After years of trying to understand what is causing the deaths of coho salmon in the streams of Puget Sound in Washington state, scientists have finally been able to identify the cause behind their mass deaths.

As per a study by researchers from Washington State University, a chemical called "6PPD-quinone" has been responsible for killing salmon in urban streams. The chemical is found in car tyre particles which is a ubiquitous pollutant. It is added to tyres to stop them from breaking down.

The size of starving coho salmon and the numbers of the fish have been shrinking so dramatically along the US Pacific Coast that scientists and researchers were forced to dedicate decades to find out what is causing it.

"When we tested the tyres, it killed all the fish," said Jenifer McIntyre, an assistant professor of aquatic toxicology at Washington State University.

Tyre particles are considered one of the most significant sources of microplastics in the ocean. A recent study by researchers from the UK found microplastics deep in the lungs of living people for the first time. The tiny particles were found in 11 of the 13 samples tested for the study.

Microplastics are tiny plastic particles up to 5 mm in diameter. These tiny particles have been found in the remotest regions of the Arctic and Antarctica down to the deep seafloor.

They are found in synthetic blankets, fleece, or shirts, and in beauty products such as skin cleansers and scrubs. Even some toothpaste variants contain these tiny particles.

A global model by the International Union for the Conservation of Nature found that tyre wear was the second largest source of primary microplastics in the ocean, per a report in The Guardian.

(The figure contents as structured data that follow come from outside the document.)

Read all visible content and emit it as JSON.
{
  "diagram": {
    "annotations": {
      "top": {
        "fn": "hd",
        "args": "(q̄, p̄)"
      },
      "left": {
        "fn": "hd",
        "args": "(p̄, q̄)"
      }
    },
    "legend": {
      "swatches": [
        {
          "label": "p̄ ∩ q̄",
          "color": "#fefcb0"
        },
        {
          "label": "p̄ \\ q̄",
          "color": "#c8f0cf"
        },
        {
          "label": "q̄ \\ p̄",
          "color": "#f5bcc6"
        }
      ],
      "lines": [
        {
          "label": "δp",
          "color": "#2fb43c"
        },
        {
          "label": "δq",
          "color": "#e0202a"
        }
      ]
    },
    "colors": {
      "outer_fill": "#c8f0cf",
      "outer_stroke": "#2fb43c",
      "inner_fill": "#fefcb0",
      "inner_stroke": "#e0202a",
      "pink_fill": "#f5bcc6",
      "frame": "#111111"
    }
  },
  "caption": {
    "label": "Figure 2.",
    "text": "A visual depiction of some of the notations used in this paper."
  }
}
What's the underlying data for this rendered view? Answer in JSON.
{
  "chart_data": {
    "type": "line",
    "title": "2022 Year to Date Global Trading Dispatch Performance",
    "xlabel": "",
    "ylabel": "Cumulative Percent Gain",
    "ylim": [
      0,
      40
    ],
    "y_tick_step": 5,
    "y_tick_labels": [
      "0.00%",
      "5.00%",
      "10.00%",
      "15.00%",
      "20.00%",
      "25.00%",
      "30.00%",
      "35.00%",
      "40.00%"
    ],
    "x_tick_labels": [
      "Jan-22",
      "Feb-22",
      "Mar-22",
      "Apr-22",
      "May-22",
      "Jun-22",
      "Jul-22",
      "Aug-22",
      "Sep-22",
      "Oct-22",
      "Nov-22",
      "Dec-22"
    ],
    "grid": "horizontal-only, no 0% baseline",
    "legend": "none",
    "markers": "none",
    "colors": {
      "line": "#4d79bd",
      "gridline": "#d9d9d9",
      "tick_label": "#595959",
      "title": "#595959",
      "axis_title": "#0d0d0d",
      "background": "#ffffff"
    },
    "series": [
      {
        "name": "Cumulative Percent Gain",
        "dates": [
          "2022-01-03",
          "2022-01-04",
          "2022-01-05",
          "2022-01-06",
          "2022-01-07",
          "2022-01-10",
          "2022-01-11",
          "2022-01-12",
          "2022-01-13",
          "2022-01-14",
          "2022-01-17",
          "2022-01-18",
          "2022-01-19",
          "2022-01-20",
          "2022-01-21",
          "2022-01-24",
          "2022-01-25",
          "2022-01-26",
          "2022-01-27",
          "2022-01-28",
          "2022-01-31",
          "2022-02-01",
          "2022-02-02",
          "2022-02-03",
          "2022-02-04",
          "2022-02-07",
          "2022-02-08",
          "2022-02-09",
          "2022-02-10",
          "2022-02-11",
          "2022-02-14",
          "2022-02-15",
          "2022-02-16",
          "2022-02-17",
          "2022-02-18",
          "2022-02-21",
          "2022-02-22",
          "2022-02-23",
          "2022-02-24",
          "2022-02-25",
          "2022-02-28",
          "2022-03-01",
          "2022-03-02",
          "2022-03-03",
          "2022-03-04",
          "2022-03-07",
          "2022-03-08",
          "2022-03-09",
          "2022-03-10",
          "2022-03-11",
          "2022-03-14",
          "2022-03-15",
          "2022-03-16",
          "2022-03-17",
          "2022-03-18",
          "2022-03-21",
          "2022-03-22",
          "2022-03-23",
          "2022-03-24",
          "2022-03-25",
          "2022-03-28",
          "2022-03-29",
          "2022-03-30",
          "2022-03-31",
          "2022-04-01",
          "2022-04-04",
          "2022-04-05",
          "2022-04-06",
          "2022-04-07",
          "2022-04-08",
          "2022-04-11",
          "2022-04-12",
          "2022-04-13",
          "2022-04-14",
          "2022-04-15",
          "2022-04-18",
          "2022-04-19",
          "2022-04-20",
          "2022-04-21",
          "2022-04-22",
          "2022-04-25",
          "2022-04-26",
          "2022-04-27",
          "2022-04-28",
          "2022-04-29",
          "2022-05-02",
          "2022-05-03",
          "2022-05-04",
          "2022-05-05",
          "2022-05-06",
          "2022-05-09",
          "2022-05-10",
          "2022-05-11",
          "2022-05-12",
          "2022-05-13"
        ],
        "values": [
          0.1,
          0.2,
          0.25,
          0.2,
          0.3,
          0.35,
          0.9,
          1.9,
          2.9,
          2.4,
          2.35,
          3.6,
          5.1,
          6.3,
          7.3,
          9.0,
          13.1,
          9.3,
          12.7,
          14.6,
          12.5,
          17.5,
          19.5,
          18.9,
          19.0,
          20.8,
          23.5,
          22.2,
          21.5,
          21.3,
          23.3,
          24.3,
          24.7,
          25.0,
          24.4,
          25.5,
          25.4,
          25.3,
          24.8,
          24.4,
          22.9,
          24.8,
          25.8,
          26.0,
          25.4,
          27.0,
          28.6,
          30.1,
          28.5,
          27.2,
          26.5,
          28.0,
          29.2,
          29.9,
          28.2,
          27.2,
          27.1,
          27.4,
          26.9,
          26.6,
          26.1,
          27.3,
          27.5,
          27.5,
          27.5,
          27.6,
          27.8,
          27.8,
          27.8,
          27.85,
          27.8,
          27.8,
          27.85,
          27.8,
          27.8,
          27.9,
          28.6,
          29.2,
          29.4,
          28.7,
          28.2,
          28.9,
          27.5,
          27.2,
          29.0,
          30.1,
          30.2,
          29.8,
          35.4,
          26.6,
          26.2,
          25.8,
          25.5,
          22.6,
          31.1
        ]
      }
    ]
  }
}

"Tyre wear is unique in that it can count as microplastic but it is also air pollution because it's so small. Anything that is 10 microns can be inhaled in our lungs and anything that is 2.5 microns has the potential to pass the membrane barrier," Siobhan Anderson, the co-founder and chief scientific officer of the Tyre Collective, told the publication.

A 2020 study revealed that people may be consuming plastics equivalent to the size of a credit card every week.

The scientists believe that if people continued consuming microplastic at the present rate, there would come a time that the threshold levels will exceed. When this happens, harm will not only fall upon the environment but also on humans.